Il Comando Provinciale dei Carabinieri di Lecce ha lanciato un allarme mirato alla popolazione salentina, con particolare attenzione agli anziani, riguardo una nuova e insidiosa tipologia di truffa. Questo raggiro, che sta prendendo piede rapidamente a livello nazionale, è ora una minaccia concreta anche per il territorio salentino, facendo leva sulla fiducia nelle Forze dell’Ordine e sulla paura delle conseguenze legali.

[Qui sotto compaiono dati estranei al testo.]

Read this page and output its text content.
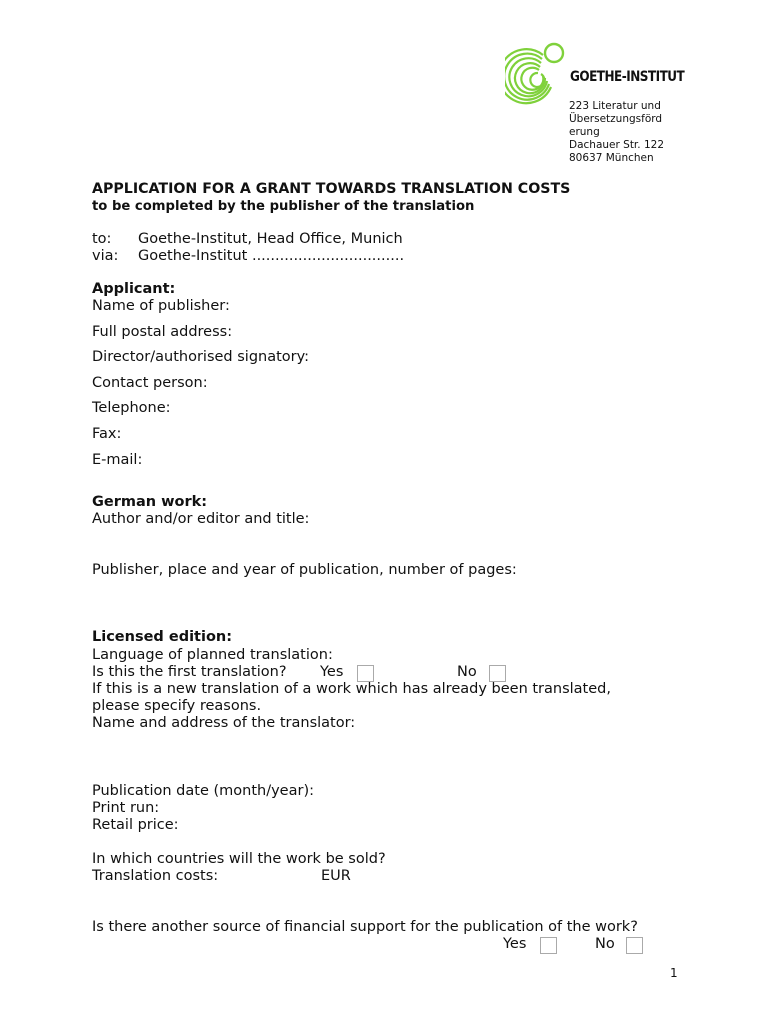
GOETHE-INSTITUT
223 Literatur und
Übersetzungsförd
erung
Dachauer Str. 122
80637 München
APPLICATION FOR A GRANT TOWARDS TRANSLATION COSTS
to be completed by the publisher of the translation
to: Goethe-Institut, Head Office, Munich
via: Goethe-Institut .................................
Applicant:
Name of publisher:
Full postal address:
Director/authorised signatory:
Contact person:
Telephone:
Fax:
E-mail:
German work:
Author and/or editor and title:
Publisher, place and year of publication, number of pages:
Licensed edition:
Language of planned translation:
Is this the first translation? Yes	No
If this is a new translation of a work which has already been translated,
please specify reasons.
Name and address of the translator:
Publication date (month/year):
Print run:
Retail price:
In which countries will the work be sold?
Translation costs:	EUR
Is there another source of financial support for the publication of the work?
Yes	No
1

Il modus operandi dei malviventi è particolarmente subdolo. Le vittime vengono contattate telefonicamente da individui che si spaccano per Carabinieri. Spesso, per aumentare la credibilità e creare un legame immediato, i truffatori utilizzano il dialetto locale. Durante la conversazione, viene riferito all’interlocutore che la targa della sua automobile sarebbe stata clonata e successivamente impiegata da una banda criminale per commettere rapine, frequentemente ai danni di gioiellerie.
La notizia, ovviamente falsa, getta la persona contattata nel panico. Preoccupata di essere ingiustamente coinvolta in gravi vicende giudiziarie, la vittima viene persuasa a “collaborare” attivamente con i finti militari per dimostrare la propria totale estraneità ai fatti. Questo è il punto cruciale del raggiro, dove la pressione psicologica raggiunge il culmine.
A questo stadio, i truffatori avanzano richieste specifiche, chiedendo di verificare la presenza in casa di denaro o gioielli. Con pretesti vari, inducono l’anziano a mostrare i propri beni preziosi o a prepararli per una presunta “verifica” da parte delle Forze dell’Ordine. In alcuni casi documentati, un complice si reca fisicamente presso l’abitazione della vittima. Sfruttando un momento di distrazione o l’allontanamento temporaneo dell’anziano, il malvivente si impossessa dei preziosi e si dilegua rapidamente, lasciando la vittima derubata e sconvolta.
Questo tipo di truffa si distingue per la sua efferatezza, in quanto manipola le paure più profonde e i sentimenti di fiducia e dovere civico che i cittadini, specialmente gli anziani, nutrono verso le istituzioni e le Forze dell’Ordine. È un attacco diretto alla serenità e alla sicurezza personale all’interno delle proprie mura domestiche.
A fronte di questa crescente minaccia, il Comando Provinciale dei Carabinieri di Lecce ha ribadito con fermezza alcuni punti cruciali per la prevenzione. I Carabinieri, infatti, non chiederanno mai denaro, gioielli o altri beni di valore, né tramite telefono né direttamente a domicilio. È fondamentale ricordare che nessun appartenente alle Forze dell’Ordine richiederà mai di custodire o ritirare beni privati per conto di terzi.
In presenza di telefonate sospette o richieste insolite, l’indicazione è chiara: interrompere immediatamente la conversazione e comporre senza esitazione il Numero Unico di Emergenza 112. Inoltre, è di vitale importanza informare tempestivamente parenti, vicini di casa o persone di fiducia riguardo tali tentativi di raggiro, creando una rete di supporto e vigilanza.
La diffusione di questa truffa nel Salento sottolinea l’importanza della sensibilizzazione e della prevenzione. La collaborazione dei cittadini, in particolare, è un elemento imprescindibile per contrastare questi reati. È essenziale che ogni famiglia parli apertamente di queste frodi con i propri membri più anziani, fornendo loro gli strumenti e le informazioni necessarie per riconoscere per tempo i tentativi di raggiro e non cadere nella trappola dei malintenzionati. Un’informazione capillare e una maggiore consapevolezza possono fare la differenza nella protezione delle persone più vulnerabili del nostro territorio salentino, da Ugento a Gallipoli, da Casarano a Tricase, rafforzando la sicurezza collettiva.